29 Jul 2021 15:38 GMT
The ‘Nauka’ module will replace the Pirs module, which undocked from the International Space Station and fell into the Pacific Ocean on July 26.
This Thursday, the new Russian module-laboratory ‘Nauka’ docks to the International Space Station. It was launched on July 21 from the Baikonur Cosmodrome and is the first module sent into space by Russia in the last 11 years. During the eight days of flight, the controllers have been evaluating the operation of their systems.
The platform will replace the Pirs module, which previously undocked from the space station and fell into the Pacific Ocean. This module was in service for 20 years. Through its lock, the crew carried out 52 spacewalks, and it also served to receive the Soyuz and Progress spacecraft.

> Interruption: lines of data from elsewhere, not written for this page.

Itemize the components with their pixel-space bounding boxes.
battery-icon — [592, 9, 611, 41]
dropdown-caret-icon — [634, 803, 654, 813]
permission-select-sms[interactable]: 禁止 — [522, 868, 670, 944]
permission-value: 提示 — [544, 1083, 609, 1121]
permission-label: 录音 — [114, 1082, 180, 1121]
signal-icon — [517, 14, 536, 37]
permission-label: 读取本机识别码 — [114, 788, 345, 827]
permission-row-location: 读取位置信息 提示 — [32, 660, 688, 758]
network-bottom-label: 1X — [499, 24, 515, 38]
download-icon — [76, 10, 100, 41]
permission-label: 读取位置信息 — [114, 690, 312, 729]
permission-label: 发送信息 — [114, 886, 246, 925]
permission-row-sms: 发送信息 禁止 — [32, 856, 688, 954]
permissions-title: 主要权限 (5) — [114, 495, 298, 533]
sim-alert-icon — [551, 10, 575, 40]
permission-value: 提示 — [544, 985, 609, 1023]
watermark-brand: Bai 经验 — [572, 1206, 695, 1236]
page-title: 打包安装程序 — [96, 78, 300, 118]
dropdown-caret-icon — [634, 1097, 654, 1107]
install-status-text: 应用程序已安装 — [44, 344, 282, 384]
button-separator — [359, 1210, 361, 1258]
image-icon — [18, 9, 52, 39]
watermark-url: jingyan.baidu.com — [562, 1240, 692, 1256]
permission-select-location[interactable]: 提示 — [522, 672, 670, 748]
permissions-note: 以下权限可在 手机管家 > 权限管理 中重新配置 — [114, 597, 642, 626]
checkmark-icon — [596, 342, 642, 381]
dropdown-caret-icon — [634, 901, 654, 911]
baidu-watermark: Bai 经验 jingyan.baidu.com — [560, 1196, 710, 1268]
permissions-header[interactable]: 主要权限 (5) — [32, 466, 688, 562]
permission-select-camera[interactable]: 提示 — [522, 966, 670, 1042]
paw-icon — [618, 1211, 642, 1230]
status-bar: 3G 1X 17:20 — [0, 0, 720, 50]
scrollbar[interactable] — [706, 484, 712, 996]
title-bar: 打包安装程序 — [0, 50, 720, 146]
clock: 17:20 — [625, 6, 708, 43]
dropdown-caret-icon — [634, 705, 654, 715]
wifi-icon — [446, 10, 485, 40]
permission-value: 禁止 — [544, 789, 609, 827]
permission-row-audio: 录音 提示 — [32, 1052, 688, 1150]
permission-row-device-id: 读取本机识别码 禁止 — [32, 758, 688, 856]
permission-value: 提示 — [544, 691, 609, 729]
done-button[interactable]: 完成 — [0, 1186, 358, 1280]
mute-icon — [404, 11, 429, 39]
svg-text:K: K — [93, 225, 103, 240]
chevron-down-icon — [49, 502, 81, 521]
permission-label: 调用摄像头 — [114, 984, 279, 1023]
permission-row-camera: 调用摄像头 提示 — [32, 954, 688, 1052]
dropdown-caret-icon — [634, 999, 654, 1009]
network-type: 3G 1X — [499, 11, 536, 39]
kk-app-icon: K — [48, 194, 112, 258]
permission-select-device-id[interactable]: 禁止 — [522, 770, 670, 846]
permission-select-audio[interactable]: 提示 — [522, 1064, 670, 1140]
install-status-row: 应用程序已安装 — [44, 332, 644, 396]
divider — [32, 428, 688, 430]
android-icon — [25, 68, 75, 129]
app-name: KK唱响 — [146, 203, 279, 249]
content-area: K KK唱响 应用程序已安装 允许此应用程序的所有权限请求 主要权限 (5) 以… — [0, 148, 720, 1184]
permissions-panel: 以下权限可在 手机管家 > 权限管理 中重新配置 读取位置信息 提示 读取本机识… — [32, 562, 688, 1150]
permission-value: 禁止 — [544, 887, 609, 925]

Its substitute ‘Nauka’ stands out for its dimensions: has a length of 13 meters, weighs more than 20 tons and has solar panels of 56 square meters. It is expected to contribute to the development of the Russian part of the ISS and in the future it could even serve as the basis for a new independent Russian orbital platform.
The ‘Nauka’ multipurpose laboratory module is intended for conducting scientific experiments and research. Once operational, the Russian sector of the ISS will be able to have more workspace as well as store more shipments and equipment designed to regenerate water and oxygen.
The arrival of the new module will provide the Russian cosmonauts with a second toilet, a cabin for the third team member, as well as the European Robotic Arm ERA, which will allow you to perform some missions without the need to go into space.
Space researcher José Oliver Sinca believes that the ‘Nauka’ module could be Russia’s first step towards the creation of a new independent space station. He points out that the country already plans to launch more modules in the coming years.